It is Christmas and of course I am still thinking about ghosts.
This time of year is full of memory. We return to the same songs, the same films, the same small rituals, often without thinking about it. Decorations come out of boxes they’ve lived in for years. Stories get retold. Old habits resurface. For a few days, it can feel as though time loosens its grip and the past slips quietly into the present.
Christmas is also when absence is felt most sharply. Empty chairs stand out. Familiar names are spoken more often. People who are no longer here can feel unexpectedly close, not in a dramatic way, but in the background of things. A thought. A memory. A feeling that arrives without warning.
I think that’s why ghost stories feel so right at this time of year. They give shape to feelings that are hard to put into words. They offer a way of sitting with memory, rather than pushing it away. Christmas sits slightly outside normal life. Work slows down. Routines fall away. Days blur into one another. Ghosts belong to that same in-between space, caught between what was and what is. When everything else feels paused, ghost stories feel closer somehow.
Despite the lights and celebrations, this season often carries a mix of emotions. There’s warmth, of course, but also nostalgia, sadness, and longing. Ghost stories don’t clash with that mood. They move at the same pace. On screen, Christmas hauntings are at their best when they are quiet. The ghosts don’t burst in. They drift back. They linger. They remind. What stays with us isn’t just the idea of a ghost, but the way memory itself behaves, turning up when we least expect it.
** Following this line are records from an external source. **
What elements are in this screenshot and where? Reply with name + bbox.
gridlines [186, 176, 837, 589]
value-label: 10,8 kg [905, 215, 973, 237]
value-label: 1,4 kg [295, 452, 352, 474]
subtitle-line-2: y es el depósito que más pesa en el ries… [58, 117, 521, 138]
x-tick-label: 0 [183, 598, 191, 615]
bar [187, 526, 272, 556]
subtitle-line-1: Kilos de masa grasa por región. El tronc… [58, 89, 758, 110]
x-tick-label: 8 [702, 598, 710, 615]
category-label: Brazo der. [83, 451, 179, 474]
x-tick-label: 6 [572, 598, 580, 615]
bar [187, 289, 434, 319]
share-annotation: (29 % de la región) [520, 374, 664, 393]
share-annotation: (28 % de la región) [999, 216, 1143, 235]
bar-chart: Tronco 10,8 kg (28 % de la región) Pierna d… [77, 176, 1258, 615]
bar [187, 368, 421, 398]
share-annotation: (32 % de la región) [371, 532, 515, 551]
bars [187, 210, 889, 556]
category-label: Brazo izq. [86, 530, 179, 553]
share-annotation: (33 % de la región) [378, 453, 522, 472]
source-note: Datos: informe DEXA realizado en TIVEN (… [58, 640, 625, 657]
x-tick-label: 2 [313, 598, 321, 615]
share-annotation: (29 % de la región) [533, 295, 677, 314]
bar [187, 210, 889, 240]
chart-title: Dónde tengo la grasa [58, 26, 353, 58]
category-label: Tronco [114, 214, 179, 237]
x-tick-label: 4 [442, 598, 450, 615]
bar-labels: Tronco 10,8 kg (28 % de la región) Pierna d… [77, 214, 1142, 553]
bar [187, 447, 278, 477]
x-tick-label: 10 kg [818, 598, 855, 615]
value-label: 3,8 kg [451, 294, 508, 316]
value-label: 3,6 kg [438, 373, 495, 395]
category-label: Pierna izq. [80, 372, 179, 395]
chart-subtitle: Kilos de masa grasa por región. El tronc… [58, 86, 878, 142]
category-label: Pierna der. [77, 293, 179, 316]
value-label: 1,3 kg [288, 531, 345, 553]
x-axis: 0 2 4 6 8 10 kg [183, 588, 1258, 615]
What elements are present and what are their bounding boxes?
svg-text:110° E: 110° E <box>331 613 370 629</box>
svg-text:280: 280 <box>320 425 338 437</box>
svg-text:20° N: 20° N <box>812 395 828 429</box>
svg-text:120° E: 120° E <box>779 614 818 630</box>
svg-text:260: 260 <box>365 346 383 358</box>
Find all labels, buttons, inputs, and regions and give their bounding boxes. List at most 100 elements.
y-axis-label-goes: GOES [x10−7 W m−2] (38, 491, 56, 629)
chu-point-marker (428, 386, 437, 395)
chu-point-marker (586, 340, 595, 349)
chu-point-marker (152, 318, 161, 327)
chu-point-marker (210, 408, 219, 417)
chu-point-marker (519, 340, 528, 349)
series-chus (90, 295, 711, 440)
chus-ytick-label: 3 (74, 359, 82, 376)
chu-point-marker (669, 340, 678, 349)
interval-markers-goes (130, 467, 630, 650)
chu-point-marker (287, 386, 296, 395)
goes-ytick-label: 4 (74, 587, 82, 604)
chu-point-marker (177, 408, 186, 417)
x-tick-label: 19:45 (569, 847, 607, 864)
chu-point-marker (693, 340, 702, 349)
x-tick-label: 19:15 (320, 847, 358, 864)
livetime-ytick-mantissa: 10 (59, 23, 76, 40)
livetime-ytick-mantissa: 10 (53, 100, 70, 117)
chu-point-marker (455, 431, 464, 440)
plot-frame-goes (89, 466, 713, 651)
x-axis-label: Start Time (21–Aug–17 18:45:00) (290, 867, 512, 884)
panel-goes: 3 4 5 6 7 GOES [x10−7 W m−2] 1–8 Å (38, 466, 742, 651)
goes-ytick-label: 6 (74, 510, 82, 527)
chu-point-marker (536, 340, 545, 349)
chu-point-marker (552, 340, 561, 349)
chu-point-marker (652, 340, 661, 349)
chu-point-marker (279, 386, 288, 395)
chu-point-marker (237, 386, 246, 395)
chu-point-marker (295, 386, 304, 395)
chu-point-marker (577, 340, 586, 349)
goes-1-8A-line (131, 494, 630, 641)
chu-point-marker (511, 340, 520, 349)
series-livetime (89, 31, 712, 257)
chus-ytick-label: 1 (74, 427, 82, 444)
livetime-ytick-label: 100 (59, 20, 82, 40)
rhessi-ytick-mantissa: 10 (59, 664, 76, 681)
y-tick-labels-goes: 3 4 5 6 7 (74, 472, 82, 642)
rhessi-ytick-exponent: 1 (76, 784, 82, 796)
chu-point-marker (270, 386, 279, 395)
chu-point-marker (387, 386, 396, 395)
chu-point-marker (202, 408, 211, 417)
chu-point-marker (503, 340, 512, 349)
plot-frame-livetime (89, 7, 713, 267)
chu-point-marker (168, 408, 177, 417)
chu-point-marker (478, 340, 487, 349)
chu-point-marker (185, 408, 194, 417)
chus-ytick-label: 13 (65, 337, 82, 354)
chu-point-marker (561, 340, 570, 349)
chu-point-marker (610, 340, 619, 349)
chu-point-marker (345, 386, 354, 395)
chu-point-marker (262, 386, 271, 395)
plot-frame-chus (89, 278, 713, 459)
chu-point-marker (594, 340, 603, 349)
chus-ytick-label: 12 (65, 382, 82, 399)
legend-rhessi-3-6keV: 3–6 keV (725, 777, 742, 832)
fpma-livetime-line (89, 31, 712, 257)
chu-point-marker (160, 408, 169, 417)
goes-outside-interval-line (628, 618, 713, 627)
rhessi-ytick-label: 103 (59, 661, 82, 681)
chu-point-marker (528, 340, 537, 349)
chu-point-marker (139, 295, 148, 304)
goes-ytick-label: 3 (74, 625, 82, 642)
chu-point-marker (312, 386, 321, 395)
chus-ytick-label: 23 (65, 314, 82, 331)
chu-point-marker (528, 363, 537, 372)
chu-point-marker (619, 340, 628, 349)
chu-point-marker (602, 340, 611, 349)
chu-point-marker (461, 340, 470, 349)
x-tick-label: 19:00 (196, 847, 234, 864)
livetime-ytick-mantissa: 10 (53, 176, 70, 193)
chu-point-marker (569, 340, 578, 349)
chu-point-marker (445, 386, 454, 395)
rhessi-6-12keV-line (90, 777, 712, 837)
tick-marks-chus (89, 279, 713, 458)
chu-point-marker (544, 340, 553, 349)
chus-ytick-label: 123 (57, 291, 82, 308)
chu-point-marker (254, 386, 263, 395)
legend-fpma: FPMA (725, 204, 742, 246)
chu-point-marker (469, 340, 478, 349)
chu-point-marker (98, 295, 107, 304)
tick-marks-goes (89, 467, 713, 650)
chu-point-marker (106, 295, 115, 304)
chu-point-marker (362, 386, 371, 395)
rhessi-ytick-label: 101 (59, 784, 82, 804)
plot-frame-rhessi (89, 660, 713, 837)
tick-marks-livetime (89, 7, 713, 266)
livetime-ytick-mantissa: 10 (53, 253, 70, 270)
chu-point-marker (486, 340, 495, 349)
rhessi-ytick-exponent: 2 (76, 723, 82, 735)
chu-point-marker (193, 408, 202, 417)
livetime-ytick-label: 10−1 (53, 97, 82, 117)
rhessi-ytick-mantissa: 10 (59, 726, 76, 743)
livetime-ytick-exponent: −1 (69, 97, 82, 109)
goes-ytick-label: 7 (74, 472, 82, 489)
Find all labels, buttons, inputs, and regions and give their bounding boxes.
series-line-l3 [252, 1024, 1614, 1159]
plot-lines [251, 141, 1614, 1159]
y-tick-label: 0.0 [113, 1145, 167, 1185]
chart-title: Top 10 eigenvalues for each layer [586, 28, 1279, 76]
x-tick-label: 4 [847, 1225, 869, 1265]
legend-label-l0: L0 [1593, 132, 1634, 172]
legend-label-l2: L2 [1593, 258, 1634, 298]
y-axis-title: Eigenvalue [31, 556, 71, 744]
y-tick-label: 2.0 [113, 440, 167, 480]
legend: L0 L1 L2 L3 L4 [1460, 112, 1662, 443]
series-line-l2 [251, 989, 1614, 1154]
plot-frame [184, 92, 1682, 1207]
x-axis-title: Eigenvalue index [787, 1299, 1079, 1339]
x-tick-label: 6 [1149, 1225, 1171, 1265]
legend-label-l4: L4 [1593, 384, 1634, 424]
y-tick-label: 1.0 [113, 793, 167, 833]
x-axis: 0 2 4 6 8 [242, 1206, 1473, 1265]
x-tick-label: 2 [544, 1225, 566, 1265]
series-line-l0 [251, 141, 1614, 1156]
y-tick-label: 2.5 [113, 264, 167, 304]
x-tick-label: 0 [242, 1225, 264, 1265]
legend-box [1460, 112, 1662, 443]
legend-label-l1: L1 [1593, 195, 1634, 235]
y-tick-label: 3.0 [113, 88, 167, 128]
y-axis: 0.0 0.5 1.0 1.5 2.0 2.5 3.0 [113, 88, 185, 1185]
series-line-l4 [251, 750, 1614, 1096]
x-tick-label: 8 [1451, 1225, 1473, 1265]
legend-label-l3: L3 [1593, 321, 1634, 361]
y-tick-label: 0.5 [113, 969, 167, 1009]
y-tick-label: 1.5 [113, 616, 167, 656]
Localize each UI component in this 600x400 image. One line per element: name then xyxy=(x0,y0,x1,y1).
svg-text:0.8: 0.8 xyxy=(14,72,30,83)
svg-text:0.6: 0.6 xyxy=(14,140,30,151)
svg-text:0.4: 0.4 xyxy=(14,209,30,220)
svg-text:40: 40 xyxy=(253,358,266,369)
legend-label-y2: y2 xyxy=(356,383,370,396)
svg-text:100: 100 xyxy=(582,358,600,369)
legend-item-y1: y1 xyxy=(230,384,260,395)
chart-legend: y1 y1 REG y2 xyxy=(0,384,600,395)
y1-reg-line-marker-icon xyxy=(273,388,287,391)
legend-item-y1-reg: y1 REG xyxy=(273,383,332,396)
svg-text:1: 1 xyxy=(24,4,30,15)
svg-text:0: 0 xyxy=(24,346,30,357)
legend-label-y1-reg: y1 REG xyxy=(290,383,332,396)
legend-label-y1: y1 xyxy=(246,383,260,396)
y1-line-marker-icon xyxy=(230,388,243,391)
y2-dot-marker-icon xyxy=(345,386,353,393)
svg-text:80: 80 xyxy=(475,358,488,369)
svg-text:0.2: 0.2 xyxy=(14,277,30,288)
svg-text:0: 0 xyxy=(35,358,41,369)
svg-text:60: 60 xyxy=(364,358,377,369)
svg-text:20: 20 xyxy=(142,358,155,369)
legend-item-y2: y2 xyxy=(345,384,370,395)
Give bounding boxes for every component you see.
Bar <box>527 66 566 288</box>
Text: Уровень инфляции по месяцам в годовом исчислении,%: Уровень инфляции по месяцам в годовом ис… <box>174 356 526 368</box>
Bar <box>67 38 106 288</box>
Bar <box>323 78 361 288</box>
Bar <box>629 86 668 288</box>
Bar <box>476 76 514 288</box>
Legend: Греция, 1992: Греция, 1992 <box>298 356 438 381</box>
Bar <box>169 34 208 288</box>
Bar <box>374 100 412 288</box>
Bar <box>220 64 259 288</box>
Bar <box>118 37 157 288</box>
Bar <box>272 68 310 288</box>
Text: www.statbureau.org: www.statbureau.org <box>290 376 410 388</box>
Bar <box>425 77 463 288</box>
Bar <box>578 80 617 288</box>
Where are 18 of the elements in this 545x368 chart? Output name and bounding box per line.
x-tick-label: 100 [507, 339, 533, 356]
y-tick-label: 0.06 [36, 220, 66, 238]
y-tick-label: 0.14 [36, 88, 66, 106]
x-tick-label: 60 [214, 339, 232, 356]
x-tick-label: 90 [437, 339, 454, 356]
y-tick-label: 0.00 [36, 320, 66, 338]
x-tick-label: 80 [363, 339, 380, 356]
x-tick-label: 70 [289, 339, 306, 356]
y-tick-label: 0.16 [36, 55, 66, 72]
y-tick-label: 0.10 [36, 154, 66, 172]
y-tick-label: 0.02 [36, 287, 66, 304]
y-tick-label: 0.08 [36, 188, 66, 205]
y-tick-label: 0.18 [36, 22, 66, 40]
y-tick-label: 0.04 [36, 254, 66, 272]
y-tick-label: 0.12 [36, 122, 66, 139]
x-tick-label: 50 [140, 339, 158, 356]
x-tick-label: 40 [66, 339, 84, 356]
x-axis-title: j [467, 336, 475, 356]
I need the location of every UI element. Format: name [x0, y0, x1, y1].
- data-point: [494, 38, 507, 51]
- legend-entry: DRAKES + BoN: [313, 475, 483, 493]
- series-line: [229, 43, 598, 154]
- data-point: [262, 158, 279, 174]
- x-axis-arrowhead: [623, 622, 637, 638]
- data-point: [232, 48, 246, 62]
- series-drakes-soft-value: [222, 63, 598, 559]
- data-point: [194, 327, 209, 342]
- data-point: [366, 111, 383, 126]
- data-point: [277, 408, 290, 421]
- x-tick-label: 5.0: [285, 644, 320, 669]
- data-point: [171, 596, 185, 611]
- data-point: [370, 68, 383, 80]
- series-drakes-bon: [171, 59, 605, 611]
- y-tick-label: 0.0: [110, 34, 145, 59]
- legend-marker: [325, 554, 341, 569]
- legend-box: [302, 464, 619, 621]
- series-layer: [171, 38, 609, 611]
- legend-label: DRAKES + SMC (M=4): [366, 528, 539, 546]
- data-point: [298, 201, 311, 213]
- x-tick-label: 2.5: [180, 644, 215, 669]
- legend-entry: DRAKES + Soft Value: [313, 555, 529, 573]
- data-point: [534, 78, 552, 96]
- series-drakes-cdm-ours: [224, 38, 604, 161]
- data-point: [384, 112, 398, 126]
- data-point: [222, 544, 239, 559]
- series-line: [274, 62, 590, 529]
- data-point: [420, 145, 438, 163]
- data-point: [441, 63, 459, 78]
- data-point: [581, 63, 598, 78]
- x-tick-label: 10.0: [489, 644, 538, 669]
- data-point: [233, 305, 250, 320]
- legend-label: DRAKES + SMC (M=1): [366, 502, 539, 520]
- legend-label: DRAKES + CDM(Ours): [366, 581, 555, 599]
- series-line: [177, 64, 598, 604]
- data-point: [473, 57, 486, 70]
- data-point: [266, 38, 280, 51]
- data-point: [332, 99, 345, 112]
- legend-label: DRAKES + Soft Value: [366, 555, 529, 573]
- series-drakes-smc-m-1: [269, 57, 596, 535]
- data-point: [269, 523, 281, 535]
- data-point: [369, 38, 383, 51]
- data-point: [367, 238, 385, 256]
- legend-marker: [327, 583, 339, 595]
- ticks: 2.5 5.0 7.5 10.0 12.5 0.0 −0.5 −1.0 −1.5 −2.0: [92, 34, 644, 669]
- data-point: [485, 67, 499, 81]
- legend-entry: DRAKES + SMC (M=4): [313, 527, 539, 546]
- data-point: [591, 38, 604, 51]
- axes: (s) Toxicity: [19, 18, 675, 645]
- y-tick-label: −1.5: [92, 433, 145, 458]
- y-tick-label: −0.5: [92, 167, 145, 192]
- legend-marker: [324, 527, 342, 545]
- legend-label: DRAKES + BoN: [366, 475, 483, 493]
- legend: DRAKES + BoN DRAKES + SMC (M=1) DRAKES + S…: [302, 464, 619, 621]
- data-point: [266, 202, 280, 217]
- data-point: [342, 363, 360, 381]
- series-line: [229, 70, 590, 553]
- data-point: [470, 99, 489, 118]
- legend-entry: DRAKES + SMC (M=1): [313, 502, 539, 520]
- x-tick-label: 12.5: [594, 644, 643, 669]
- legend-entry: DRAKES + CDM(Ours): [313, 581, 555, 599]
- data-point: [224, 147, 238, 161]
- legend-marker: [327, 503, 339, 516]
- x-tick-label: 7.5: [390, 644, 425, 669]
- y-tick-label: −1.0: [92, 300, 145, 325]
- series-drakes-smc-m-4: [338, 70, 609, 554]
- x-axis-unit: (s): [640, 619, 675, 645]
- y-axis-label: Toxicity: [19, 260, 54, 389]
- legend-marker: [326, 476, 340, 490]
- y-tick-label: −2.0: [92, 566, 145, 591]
The most famous Christmas ghost story is really about this collision with memory. A Christmas Carol is often framed as a tale of bitterness cured by kindness, but that reading misses something important. Scrooge isn’t simply cruel or miserly. He’s someone who has learned to protect himself by shutting the world out. His ghosts don’t just scare him into change; they force him to look at his past, at the losses he’s buried, at the moments where grief hardened into isolation. Healing only begins when he’s willing to remember, to feel, and to reconnect with what he’s lost.
This is why these stories can feel comforting in December. They don’t promise neat endings or easy answers, but they do offer recognition. They remind us that to be haunted often means to have loved, and that memory, however painful, is also a way of staying connected.
At a time so focused on togetherness, ghost stories make room for those who are missing. They don’t try to fix absence or tidy it away. They just let it exist. And in doing so, they suggest that haunting isn’t always a threat. A Christmas haunting is proof that something really mattered.